Lompat ke konten Lompat ke sidebar Lompat ke footer

Mendengarkan Testamen Munir, Air Mata Keluar dengan Sendirinya

 


Ketika mendengarkan testamen Munir yang dibacakan oleh beberapa orang, membuat air mata keluar dengan sendirinya. Satu sisi rasa bangga mengalir dalam jiwa karena Indonesia memiliki pejuang yang sederhana dan berani, lain sisi bak nasihat untuk diri karena belum bisa secara maksimal meneruskan perjuangan Cak Munir ihwal penegakan hukum dan HAM.

 

 

 

 

 



Desir angin bulan ke-sembilan terasa. Daun jati meranggas seperti biasa. Gisik pantai terlihat dan digunakan bermain oleh berbagai kalangan. Layang-layang menghias cakrawala. Panasnya cuaca, juga selaras dengan panasnya hati ihwal kasus Cak Munir yang tak kunjung menemukan titik terang.

 

Ketika September tiba saya mencoba untuk mencari sebuah foto yang menurut sepengakuan saya, itu merupakan foto yang sangat istimewa. Foto itu saya ambil ketika menginjakkan kaki di Jakarta.

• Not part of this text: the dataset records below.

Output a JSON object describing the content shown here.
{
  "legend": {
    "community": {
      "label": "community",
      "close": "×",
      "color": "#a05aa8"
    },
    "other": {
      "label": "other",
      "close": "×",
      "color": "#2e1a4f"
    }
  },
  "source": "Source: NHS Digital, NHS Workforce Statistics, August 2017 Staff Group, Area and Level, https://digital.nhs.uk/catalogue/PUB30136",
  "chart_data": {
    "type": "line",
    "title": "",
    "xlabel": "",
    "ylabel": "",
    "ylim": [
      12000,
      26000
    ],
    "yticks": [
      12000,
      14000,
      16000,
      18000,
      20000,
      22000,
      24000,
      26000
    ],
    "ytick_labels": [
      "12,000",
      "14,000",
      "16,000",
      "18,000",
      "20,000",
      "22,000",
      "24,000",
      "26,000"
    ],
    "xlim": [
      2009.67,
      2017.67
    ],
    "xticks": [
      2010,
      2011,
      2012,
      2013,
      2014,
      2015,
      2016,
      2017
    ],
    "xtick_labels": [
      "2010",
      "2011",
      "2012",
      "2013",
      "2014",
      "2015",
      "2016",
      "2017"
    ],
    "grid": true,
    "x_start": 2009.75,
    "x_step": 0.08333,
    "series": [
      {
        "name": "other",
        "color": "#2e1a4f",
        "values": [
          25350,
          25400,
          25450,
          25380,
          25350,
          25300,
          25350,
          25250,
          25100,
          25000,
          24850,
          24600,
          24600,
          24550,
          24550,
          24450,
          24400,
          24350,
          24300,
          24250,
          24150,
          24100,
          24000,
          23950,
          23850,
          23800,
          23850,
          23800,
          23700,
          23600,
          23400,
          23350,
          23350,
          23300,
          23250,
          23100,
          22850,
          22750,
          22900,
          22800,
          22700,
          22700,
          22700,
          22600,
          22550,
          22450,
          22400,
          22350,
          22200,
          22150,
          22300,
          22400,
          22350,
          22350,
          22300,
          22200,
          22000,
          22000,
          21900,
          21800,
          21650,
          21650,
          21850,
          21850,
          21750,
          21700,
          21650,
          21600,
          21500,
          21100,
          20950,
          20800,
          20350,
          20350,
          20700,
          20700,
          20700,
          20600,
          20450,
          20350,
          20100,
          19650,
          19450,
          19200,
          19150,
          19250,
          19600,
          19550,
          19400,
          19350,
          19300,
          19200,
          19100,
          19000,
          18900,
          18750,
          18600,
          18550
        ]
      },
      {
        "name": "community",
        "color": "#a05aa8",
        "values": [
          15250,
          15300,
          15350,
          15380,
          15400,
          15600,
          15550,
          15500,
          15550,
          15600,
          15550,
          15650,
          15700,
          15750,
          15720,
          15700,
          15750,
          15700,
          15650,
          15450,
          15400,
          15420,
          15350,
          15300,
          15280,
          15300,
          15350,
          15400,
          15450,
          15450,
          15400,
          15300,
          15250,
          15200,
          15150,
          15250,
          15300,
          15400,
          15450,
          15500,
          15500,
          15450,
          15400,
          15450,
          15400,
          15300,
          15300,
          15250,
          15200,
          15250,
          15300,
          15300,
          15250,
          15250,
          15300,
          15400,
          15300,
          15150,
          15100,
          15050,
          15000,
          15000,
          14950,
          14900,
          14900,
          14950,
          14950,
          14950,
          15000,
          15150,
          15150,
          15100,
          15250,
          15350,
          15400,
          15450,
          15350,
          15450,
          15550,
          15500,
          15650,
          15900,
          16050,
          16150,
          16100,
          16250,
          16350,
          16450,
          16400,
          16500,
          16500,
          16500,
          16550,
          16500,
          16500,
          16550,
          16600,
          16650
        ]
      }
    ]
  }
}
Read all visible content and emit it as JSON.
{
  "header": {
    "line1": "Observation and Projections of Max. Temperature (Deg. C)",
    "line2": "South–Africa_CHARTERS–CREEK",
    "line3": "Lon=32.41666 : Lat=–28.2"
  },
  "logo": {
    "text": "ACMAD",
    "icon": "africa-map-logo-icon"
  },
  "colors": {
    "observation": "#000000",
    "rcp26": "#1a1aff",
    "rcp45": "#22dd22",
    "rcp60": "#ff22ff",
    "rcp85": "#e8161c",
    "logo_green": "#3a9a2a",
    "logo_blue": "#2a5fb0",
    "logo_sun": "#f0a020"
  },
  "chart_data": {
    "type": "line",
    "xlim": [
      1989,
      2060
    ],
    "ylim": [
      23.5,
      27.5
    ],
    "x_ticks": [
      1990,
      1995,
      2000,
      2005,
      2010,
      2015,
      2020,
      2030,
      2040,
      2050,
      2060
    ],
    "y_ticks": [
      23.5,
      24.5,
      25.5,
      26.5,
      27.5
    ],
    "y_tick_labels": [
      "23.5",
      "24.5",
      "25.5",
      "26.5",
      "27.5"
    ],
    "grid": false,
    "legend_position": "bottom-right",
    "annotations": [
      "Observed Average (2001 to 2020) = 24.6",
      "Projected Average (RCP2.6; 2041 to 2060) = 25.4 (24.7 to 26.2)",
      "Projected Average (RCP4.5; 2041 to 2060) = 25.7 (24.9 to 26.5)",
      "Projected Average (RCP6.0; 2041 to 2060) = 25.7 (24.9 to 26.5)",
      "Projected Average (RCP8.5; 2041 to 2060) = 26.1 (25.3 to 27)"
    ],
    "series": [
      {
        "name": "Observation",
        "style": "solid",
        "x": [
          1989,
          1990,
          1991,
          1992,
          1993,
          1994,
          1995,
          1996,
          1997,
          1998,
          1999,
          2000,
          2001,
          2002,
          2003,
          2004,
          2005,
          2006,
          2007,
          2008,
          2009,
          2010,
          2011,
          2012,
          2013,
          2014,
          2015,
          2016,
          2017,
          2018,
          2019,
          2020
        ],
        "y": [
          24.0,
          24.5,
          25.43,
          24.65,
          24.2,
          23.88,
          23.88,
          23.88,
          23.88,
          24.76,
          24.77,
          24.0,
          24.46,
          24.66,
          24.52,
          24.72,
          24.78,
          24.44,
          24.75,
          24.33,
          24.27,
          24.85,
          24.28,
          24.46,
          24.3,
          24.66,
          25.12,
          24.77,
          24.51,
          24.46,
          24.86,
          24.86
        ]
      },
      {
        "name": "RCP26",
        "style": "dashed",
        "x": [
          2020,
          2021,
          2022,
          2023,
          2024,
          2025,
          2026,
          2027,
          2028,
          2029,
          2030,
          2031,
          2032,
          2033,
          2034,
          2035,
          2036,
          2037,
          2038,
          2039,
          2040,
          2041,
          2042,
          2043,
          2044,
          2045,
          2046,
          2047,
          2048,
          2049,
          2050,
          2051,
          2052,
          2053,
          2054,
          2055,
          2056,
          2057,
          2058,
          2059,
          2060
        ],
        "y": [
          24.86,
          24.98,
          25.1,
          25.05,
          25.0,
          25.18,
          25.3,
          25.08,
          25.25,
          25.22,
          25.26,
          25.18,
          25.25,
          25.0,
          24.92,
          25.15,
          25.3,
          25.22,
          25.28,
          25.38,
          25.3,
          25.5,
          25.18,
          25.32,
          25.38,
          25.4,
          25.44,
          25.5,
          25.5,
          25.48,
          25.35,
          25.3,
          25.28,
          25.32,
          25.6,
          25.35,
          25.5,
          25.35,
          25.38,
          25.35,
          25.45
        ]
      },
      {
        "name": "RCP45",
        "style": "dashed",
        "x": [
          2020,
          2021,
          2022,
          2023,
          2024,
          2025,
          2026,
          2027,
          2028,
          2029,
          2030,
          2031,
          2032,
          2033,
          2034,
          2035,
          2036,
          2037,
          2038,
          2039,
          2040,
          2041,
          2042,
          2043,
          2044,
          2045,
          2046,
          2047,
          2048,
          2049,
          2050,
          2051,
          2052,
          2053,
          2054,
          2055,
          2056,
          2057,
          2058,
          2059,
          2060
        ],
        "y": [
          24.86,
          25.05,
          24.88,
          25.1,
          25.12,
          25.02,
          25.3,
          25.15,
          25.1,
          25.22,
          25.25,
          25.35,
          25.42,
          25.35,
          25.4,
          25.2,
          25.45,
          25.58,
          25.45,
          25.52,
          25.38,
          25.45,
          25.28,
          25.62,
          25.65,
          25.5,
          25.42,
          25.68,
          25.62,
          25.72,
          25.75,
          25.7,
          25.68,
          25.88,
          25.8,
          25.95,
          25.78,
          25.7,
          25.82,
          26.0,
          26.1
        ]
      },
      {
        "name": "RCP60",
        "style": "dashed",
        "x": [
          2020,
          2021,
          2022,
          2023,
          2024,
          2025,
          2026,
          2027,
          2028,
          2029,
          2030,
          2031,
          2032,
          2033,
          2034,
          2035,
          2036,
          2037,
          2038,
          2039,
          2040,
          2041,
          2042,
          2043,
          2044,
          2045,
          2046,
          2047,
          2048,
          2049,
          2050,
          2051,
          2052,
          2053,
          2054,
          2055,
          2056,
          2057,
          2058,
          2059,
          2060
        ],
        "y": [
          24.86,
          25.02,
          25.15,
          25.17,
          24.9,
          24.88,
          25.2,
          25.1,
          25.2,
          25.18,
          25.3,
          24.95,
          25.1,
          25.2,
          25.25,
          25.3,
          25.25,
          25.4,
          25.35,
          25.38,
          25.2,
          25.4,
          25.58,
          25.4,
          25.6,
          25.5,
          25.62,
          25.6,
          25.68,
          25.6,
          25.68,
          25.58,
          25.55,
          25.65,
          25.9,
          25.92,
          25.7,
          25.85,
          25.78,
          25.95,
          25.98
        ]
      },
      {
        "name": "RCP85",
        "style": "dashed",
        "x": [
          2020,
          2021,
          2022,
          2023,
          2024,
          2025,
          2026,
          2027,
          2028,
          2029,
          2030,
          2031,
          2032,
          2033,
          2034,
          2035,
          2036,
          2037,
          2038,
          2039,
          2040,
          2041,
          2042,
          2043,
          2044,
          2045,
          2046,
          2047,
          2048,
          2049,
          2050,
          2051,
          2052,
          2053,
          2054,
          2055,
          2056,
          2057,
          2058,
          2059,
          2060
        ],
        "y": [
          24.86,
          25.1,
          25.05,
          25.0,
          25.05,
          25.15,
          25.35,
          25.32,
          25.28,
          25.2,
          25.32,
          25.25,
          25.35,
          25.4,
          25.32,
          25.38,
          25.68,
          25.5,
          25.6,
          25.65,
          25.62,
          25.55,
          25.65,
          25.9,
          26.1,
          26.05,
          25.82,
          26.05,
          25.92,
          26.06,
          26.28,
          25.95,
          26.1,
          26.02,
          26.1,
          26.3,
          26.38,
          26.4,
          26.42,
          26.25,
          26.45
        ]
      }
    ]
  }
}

Di sebuah gedung bertingkat namun bukan pencakar langit yang berwarna putih. Di bagian depan terdapat gambar Munir plus kalimat yang pernah ia ucapkan (quote).

 

Foto yang istimewa itu berada di bagian dalam gedung. Sebuah foto yang di dalamnya ada Cak Munir dan Gus Dur. Dalam hati saya bergumam, “wah….ini foto yang sangat menarik”. Dua pejuang kemanusiaan yang sederhana plus bersahaja dari Indonesia.

 

Tangan langsung membuka gawai dan memilih fitur kamera. Selang beberapa menit, foto itu berhasil saya abadikan di gawai. Data rincian pada foto menyebutkan waktu pengambilan gambar yakni Agustus 2019. Ketika September 2020, saya ingin melihatnya kembali.

 

Membutuhkan waktu yang lama plus kesabaran ketika mencari foto itu di laptop. Karena data di gawai telah saya pindahkan. Betapa senang dan bahagia, ketika menemukan foto itu. Tak pikir panjang, kemudian saya edit dan cetak buat memorabilia.

 

Ketika tanggal 7 September, teringat bahwa hari itu merupakan duka cita bagi Indonesia. Saya dan kawan-kawan berencana untuk membuat manaqib untuk Cak Munir Said Thalib.

 

Pada suatu malam ketika dini hari menyapa. Melihat beberapa video, salah satu di antaranya testamen dari Museum Omah HAM Munir yang dibacakan oleh Manik. Dia membacakan tulisan dari Pak Faisal yang menggambarkan pertemuan yang unik antara Pak Faisal dengan Cak Munir.

 

Saya bersandar di tembok yang berada di kamar kuning. Di bawah rembulan bersama desir angin dini hari, saya mendengarkan dengan seksama testamen itu. Selang beberapa menit, air mata keluar dengan sendirinya. Jiwa dan raga dibuat bergetar dengan testamen itu.

 

Dan untuk penutup tulisan ini, saya akan mencantumkan kalimat dari Gus Dur, “Terus terang, diantara para pejuang HAM, dia paling terkemuka. Dia tidak tergoda kemewahan hidup. Teman-temannya yang lain sudah pada mewah, dia tidak. Yang dia lakukan hanya menolong orang”.